Выбрать главу

Но даже с отмеченными поправками, делающими концепцию Беркли менее вызывающей, она как-то не привилась, не вызвала широкого интереса. Начинался «век Просвещения», то есть господства материализма и атеизма, и эта идеалистическая философия, да ещё привлекшая к себе религиозные представления, оказалась в высшей степени неадекватной эпохе. Всё вроде бы шло к тому, что ей уготовано место в истории умственной культуры в качестве некоего курьёза. Но произошло совсем другое. Не прошло и тридцати лет после смерти епископа Джорджа Беркли, как поднятые им вопросы вновь были поставлены перед интеллектуальной Европой таким автором, который вскоре был признан величайшим философом Нового времени. Им был Иммануил Кант (1724–1804).

На этот раз тема прорабатывалась гораздо детальнее, аккуратнее и последовательнее. И что примечательно – без ссылок на Беркли, хотя главная мысль Канта была той же самой: существование вещам даём мы, люди.

Кант начал с проблемы, относящейся к теории познания (гносеологии): почему научные результаты имеют именно такой вид, а не какой-либо другой. Этим вопросом никто раньше не задавался, ибо ответ казался очевидным: этот вид диктуется свойствами изучаемого предмета, которые отражаются в научной теории. Теория такова, каков её предмет. Кант глубоко в этом усомнился. Он высказал убеждение, что вся структура научного знания, включая и форму, и содержание, зависит не столько от особенностей познаваемого объекта, сколько от особенностей познающего субъекта. Эта мысль является для системы Канта тем, что сегодня мы называем ноу-хау, – её у Беркли не было. На ней строится и всё дальнейшее. Её можно пояснить таким образом: если где-то в туманности Андромеды имеются высокоразвитые существа, на нас непохожие, чьё сознание действует на каких-то других принципах, то их наука должна быть совершенно другой, поскольку они и видят окружающий мир не так, как мы, и обрабатывают увиденное своим умом иначе. До Канта же предполагалось, что, какие бы там лапутяне или марсиане ни достигли нашего интеллектуального уровня, наука у них будет точно такой же, поскольку она определяется предметом своего изучения, а он у всех один и тот же.

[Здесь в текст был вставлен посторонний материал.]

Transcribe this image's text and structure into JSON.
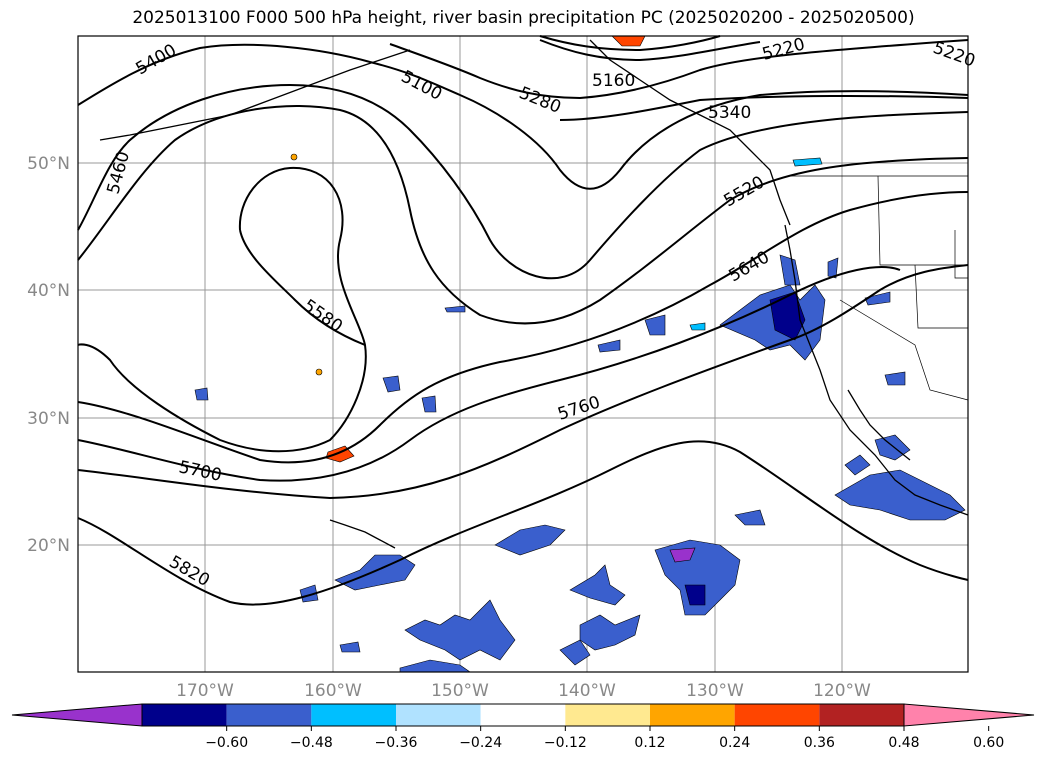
{
  "title": "2025013100 F000 500 hPa height, river basin precipitation PC (2025020200 - 2025020500)",
  "lat_labels": [
    "50°N",
    "40°N",
    "30°N",
    "20°N"
  ],
  "lon_labels": [
    "170°W",
    "160°W",
    "150°W",
    "140°W",
    "130°W",
    "120°W"
  ],
  "contour_labels": [
    "5400",
    "5460",
    "5100",
    "5280",
    "5160",
    "5220",
    "5220",
    "5340",
    "5520",
    "5640",
    "5580",
    "5700",
    "5760",
    "5820"
  ],
  "colorbar": {
    "ticks": [
      "−0.60",
      "−0.48",
      "−0.36",
      "−0.24",
      "−0.12",
      "0.12",
      "0.24",
      "0.36",
      "0.48",
      "0.60"
    ],
    "colors": [
      "#9932cc",
      "#00008b",
      "#3a5fcd",
      "#00bfff",
      "#b0e2ff",
      "#ffffff",
      "#ffe990",
      "#ffa500",
      "#ff4500",
      "#b22222",
      "#ff82ab"
    ]
  }
}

Здесь у Канта опять всплывает тот вопрос, на котором впервые заострил внимание Беркли: вопрос о существовании внешнего мира самого по себе, обладающего определёнными свойствами независимо от того, знают ли об этих свойствах люди или марсиане. Ответ Беркли был таков: мы не можем знать, существует ли этот внешний мир, ибо единственное, что дано нам достоверно, – это наши ощущения. Ответ Канта был другим: внешний мир существует, но его внутренних свойств мы знать не можем. Иными словами, о нём ничего нельзя сказать, кроме того, что он есть.

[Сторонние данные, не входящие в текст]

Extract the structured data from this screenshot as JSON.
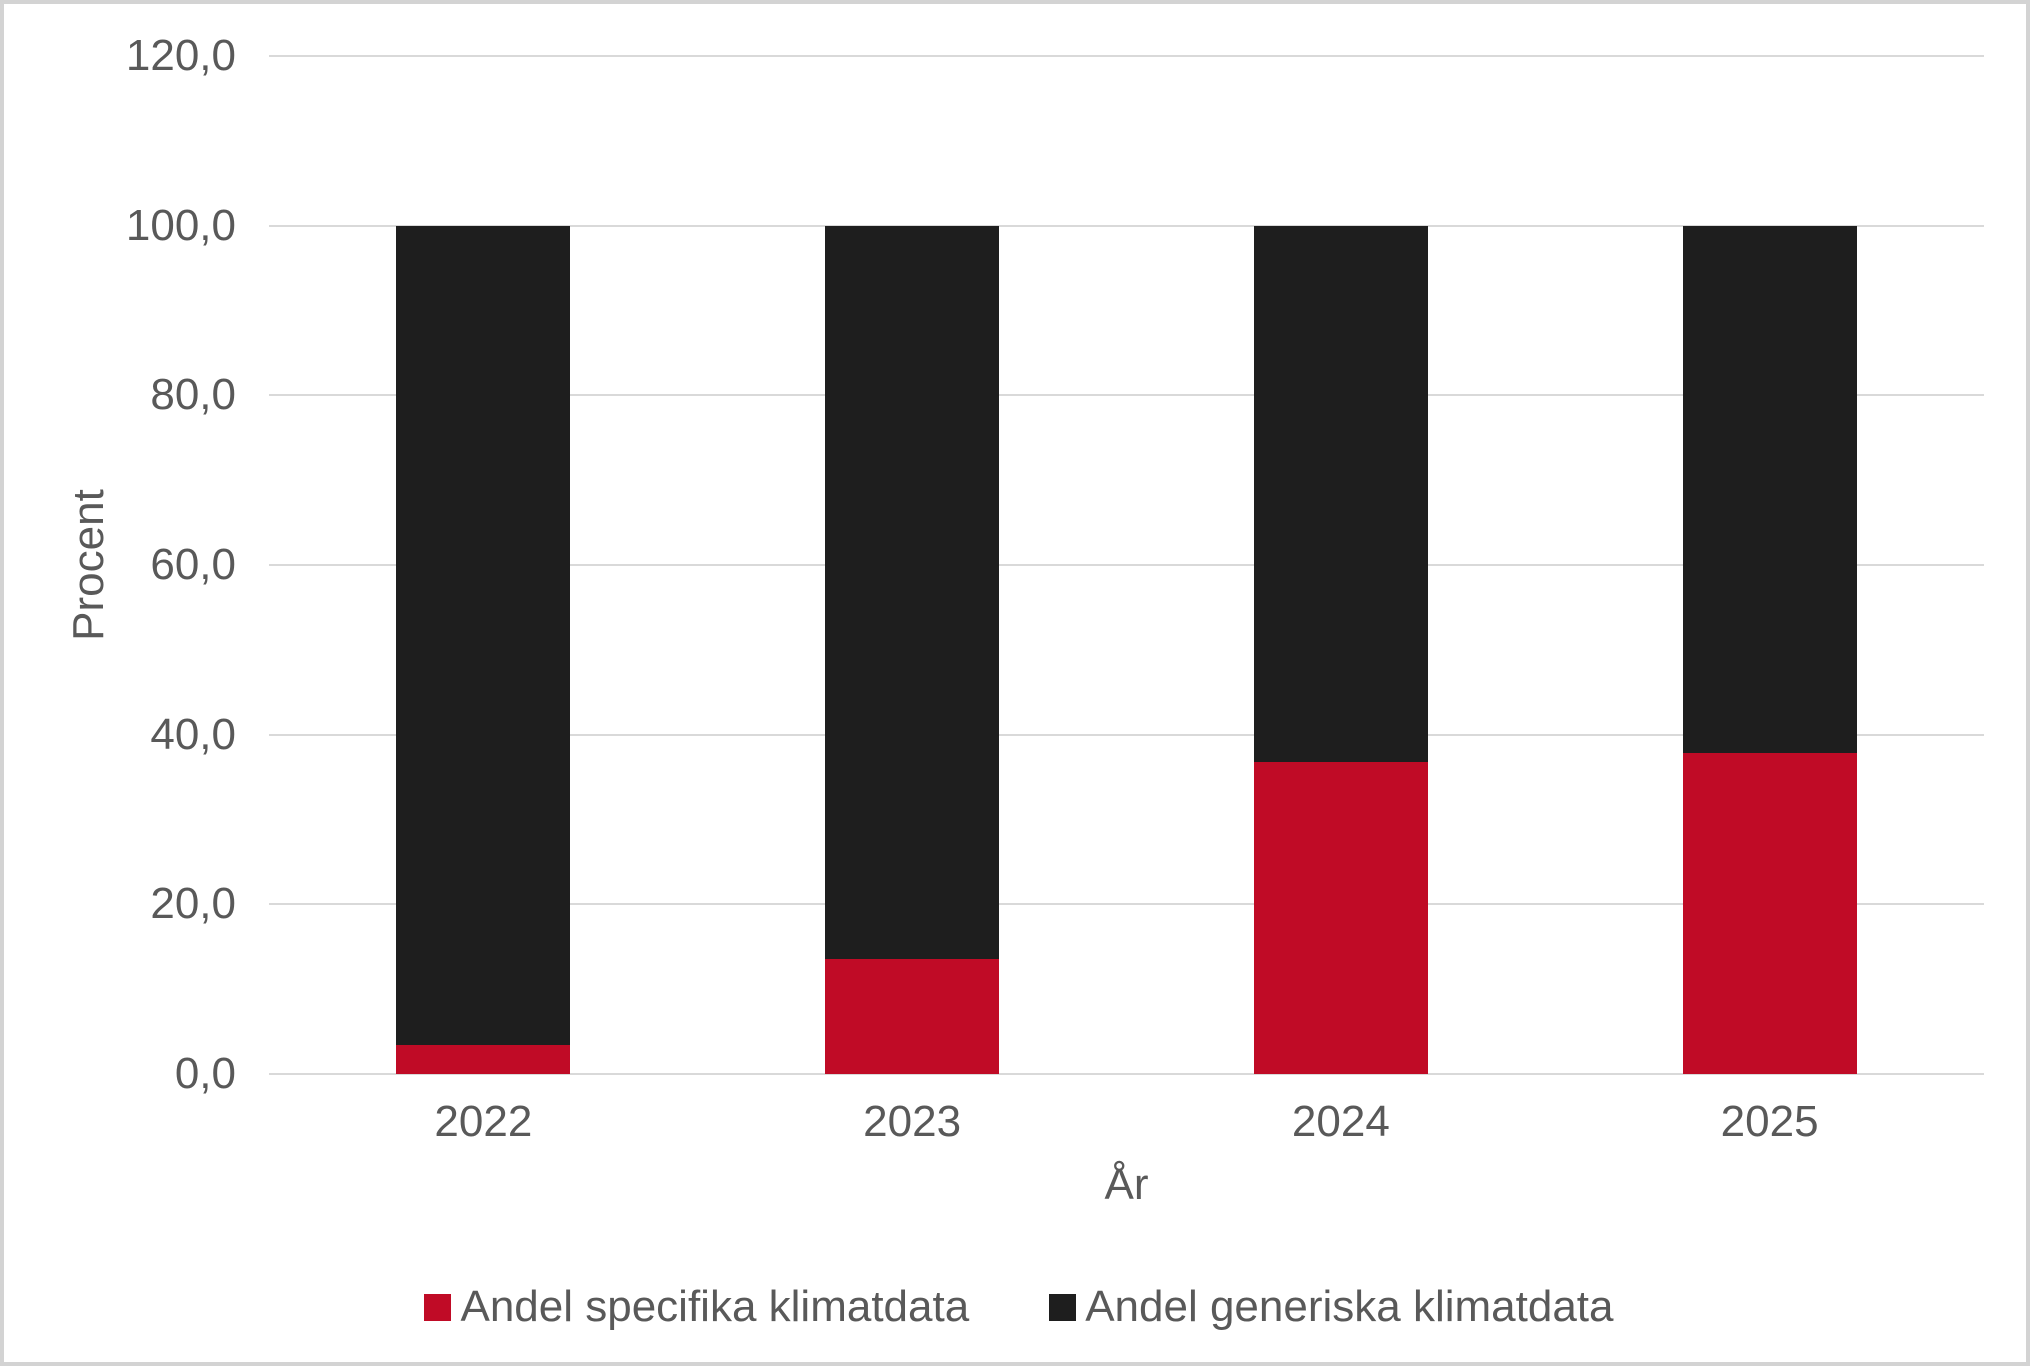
{
  "chart_data": {
    "type": "bar",
    "stacked": true,
    "categories": [
      "2022",
      "2023",
      "2024",
      "2025"
    ],
    "series": [
      {
        "name": "Andel specifika klimatdata",
        "color": "#c00b26",
        "values": [
          3.4,
          13.5,
          36.8,
          37.8
        ]
      },
      {
        "name": "Andel generiska klimatdata",
        "color": "#1e1e1e",
        "values": [
          96.6,
          86.5,
          63.2,
          62.2
        ]
      }
    ],
    "xlabel": "År",
    "ylabel": "Procent",
    "ylim": [
      0,
      120
    ],
    "ytick_step": 20,
    "ytick_labels": [
      "0,0",
      "20,0",
      "40,0",
      "60,0",
      "80,0",
      "100,0",
      "120,0"
    ],
    "grid": true,
    "legend_position": "bottom"
  },
  "colors": {
    "series_specifika": "#c00b26",
    "series_generiska": "#1e1e1e",
    "axis_text": "#595959",
    "gridline": "#d9d9d9",
    "frame_border": "#d3d3d3",
    "background": "#ffffff"
  }
}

Это принципиально другой постулат. На первый взгляд кажется, что Кант непоследователен: ведь если мы не вправе приписывать миру какие-то свойства, то нельзя говорить и о таком его свойстве, как существование. Но для него Кант делает исключение, и вот почему. Наличие в нас зрительных, слуховых и других чувственных ощущений является несомненным фактом. Но, как и все на свете, эти ощущения должны иметь причину. Если наша сетчатка передаёт в мозг зрительный сигнал, значит, на неё что-то действует. То же самое можно сказать и о сигналах других органов чувств: по принципу причинности за ними тоже должно стоять «что-то», и это что-то, являясь причиной чувственных ощущений, должно быть внешним по отношению к вызываемым им следствиям, то есть к этим ощущениям, а значит, и к человеку, их испытывающему.

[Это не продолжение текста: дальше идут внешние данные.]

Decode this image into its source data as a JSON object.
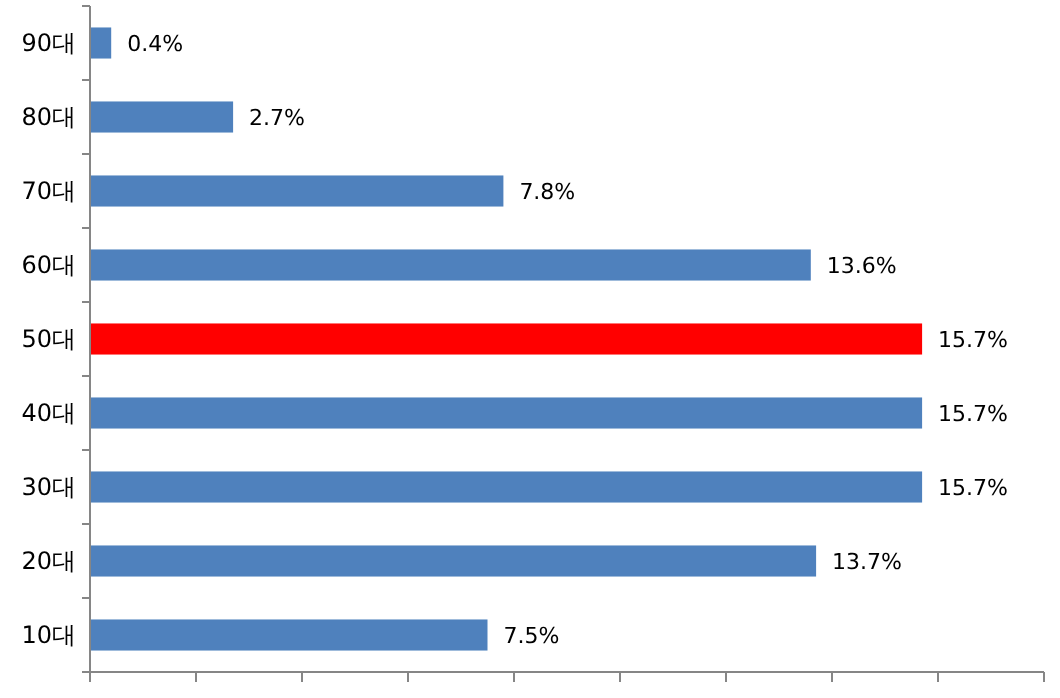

Такой взгляд человеку конца XVIII века переварить было намного легче, чем берклианское отрицание внешнего мира. Кант говорит, что нечто вне нас всё-таки существует, – спасибо ему и за это. Только остаётся непонятным, что дальше делать с этим нечто…

– А ничего, – отвечает Кант. Поскольку свойства этого нечто (кроме его существования) непознаваемы, о нём можно просто забыть. Вещи вне нас есть, но каковы они сами в себе, мы знать не можем и никогда не сможем, поэтому рассуждать о них – значит попусту терять время. Учёный не должен заниматься праздными разговорами, его занимает только то, что он надеется познать. Так вот, и давайте обратимся к тому, что мы можем познать: к вопросу о том, как функционирует наше сознание, перерабатывающее сигналы, поступающие от «вещей в себе» к нашим органам чувств, в стройную научную картину мира, то есть в «вещи для нас».